Get column labels that have numerical data (dates)

In [None]:
def get_date_columns(dataframe):
    date_regex = re.compile('\d{1,2}/\d{1,2}/\d{2,4}')
    cols = dataframe.columns
    return [c for i, c in enumerate(cols) if date_regex.match(c)]  # indexes of the date cols

### Plotting Functions

In [None]:
def setup_figure(title):
    fig, axes = plt.subplots(
        nrows=3,
        ncols=1,
        sharex=True,
        figsize=(6, 6),
        dpi=300
    )
    
    axes[0].set_title(title)
    
    return fig, axes

In [None]:
def plot_data(ax, x, y1, y2, y1_label='', y2_label='', sharey=False):
    
    h1, = ax.plot(x, y1, '.-', color='red')  # returns a tuple-> h1, first elem
    
    if not sharey:
        ax2 = ax.twinx()
    else:
        ax2 = ax

    h2, = ax2.plot(x, y2, '.-', color='black')
    
    # Set Legend Manually
    ax.legend([h1, h2], [y1_label, y2_label])

    # Set ylim
    if sharey:
        max_yy = max(max(y1), max(y2))
        max_y = max_yy + 0.1 * max_yy + 1
        ax.set_ylim((0, max_y))
    else:
        max_y1 = max(y1) + 0.1 * max(y1) + 1
        max_y2 = max(y2) + 0.1 * max(y2) + 1
        ax.set_ylim((0, max_y1))
        ax2.set_ylim((0, max_y2))
    
    # Set Grid
    ax.grid()
    
    # Format Axes Tick Labels
    ax.set_xticks(list(range(0, len(x), 7)))
    ax.set_xticklabels(x[::7], horizontalalignment='left')
    ax.tick_params(axis='x', labelrotation=-45)
       
    # Ensure yaxis has same number of ticks on both sides
    # and that they are integers
    ax.yaxis.set_major_locator(MaxNLocator(nbins=5, integer=True))
    ax2.yaxis.set_major_locator(MaxNLocator(nbins=5, integer=True))

In [None]:
# Data Transformations
def get_change_per_day(data):
    return [0] + (data[1:] - data[:-1]).tolist()

def get_log(data):
    v = np.log10(data + 1e-10)
    return v

In [None]:
def generate_plots_for_dataset(dataframe, fname_prefix='', min_deaths=None):
    
    df = dataframe

    date_cols = get_date_columns(df)
    
    # Create full name seed column
    df.insert(loc=0, column='FullName_Safe', value='')
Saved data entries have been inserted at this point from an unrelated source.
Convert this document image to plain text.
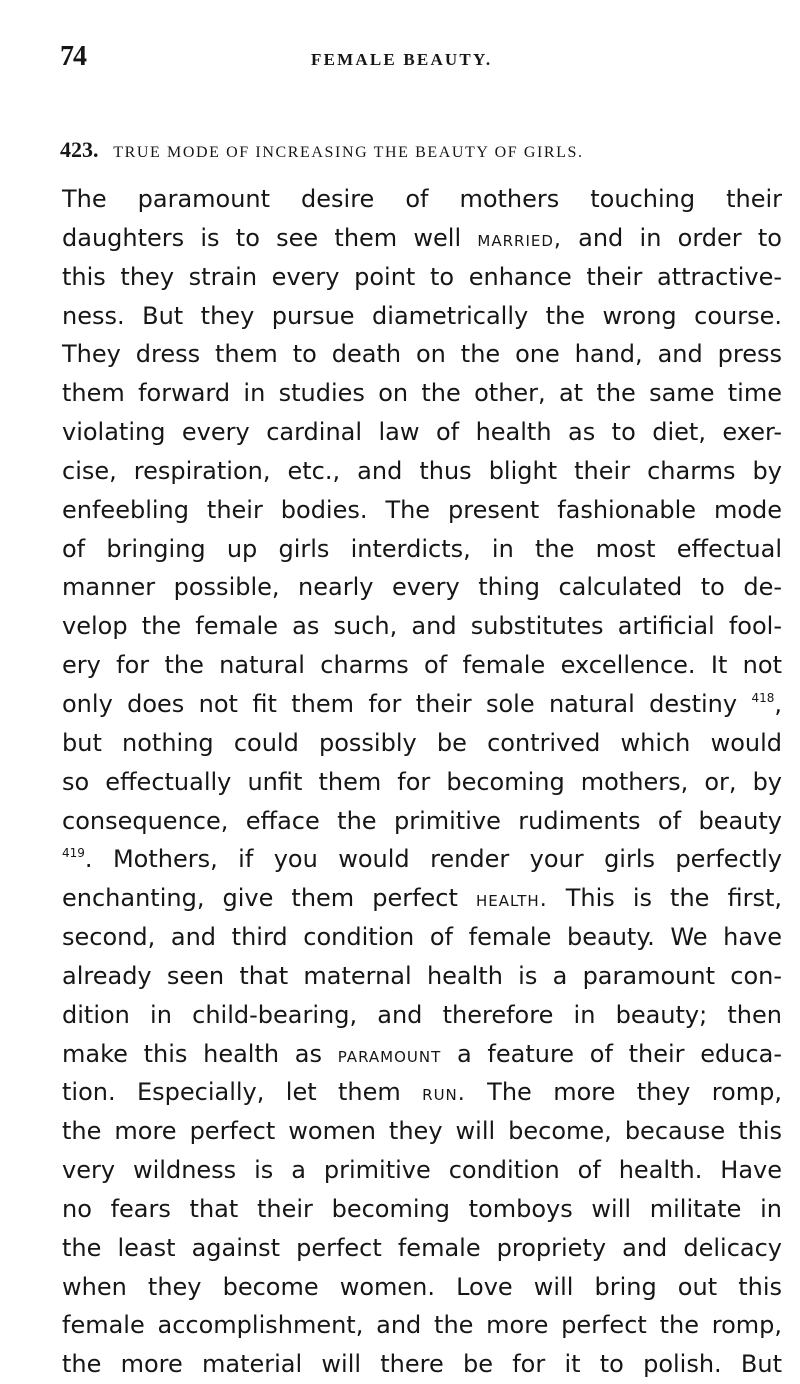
74	FEMALE BEAUTY.
423. TRUE MODE OF INCREASING THE BEAUTY OF GIRLS.
The paramount desire of mothers touching their
daughters is to see them well married, and in order to
this they strain every point to enhance their attractive-
ness. But they pursue diametrically the wrong course.
They dress them to death on the one hand, and press
them forward in studies on the other, at the same time
violating every cardinal law of health as to diet, exer-
cise, respiration, etc., and thus blight their charms by
enfeebling their bodies. The present fashionable mode
of bringing up girls interdicts, in the most effectual
manner possible, nearly every thing calculated to de-
velop the female as such, and substitutes artificial fool-
ery for the natural charms of female excellence. It not
only does not fit them for their sole natural destiny $^{418}$,
but nothing could possibly be contrived which would
so effectually unfit them for becoming mothers, or, by
consequence, efface the primitive rudiments of beauty
$^{419}$. Mothers, if you would render your girls perfectly
enchanting, give them perfect health. This is the first,
second, and third condition of female beauty. We have
already seen that maternal health is a paramount con-
dition in child-bearing, and therefore in beauty; then
make this health as paramount a feature of their educa-
tion. Especially, let them run. The more they romp,
the more perfect women they will become, because this
very wildness is a primitive condition of health. Have
no fears that their becoming tomboys will militate in
the least against perfect female propriety and delicacy
when they become women. Love will bring out this
female accomplishment, and the more perfect the romp,
the more material will there be for it to polish. But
    df_cols = set(df.columns)
    opt_cols = ['Country_Region_Safe', 'Province_State_Safe', 'County_Name_Safe']
    for col in opt_cols:
        if col in df_cols:
            df['FullName_Safe'] = df['FullName_Safe'] + '_' + df[col].astype(str)
    df['FullName_Safe'] = df['FullName_Safe'].str.replace('nan', '')
    df['FullName_Safe'] = df['FullName_Safe'].str.strip('_')    
    
    entries_list = list(df['FullName_Safe'].unique())
                        
    for idx, entry in enumerate(entries_list, start=1):
        print(f'\tPlotting: {entry} ({idx} out of {len(entries_list)})')

        mask = df['FullName_Safe'] == entry

        cmask = mask & (df['Case_Type'] == 'Confirmed')
        dmask = mask & (df['Case_Type'] == 'Deaths')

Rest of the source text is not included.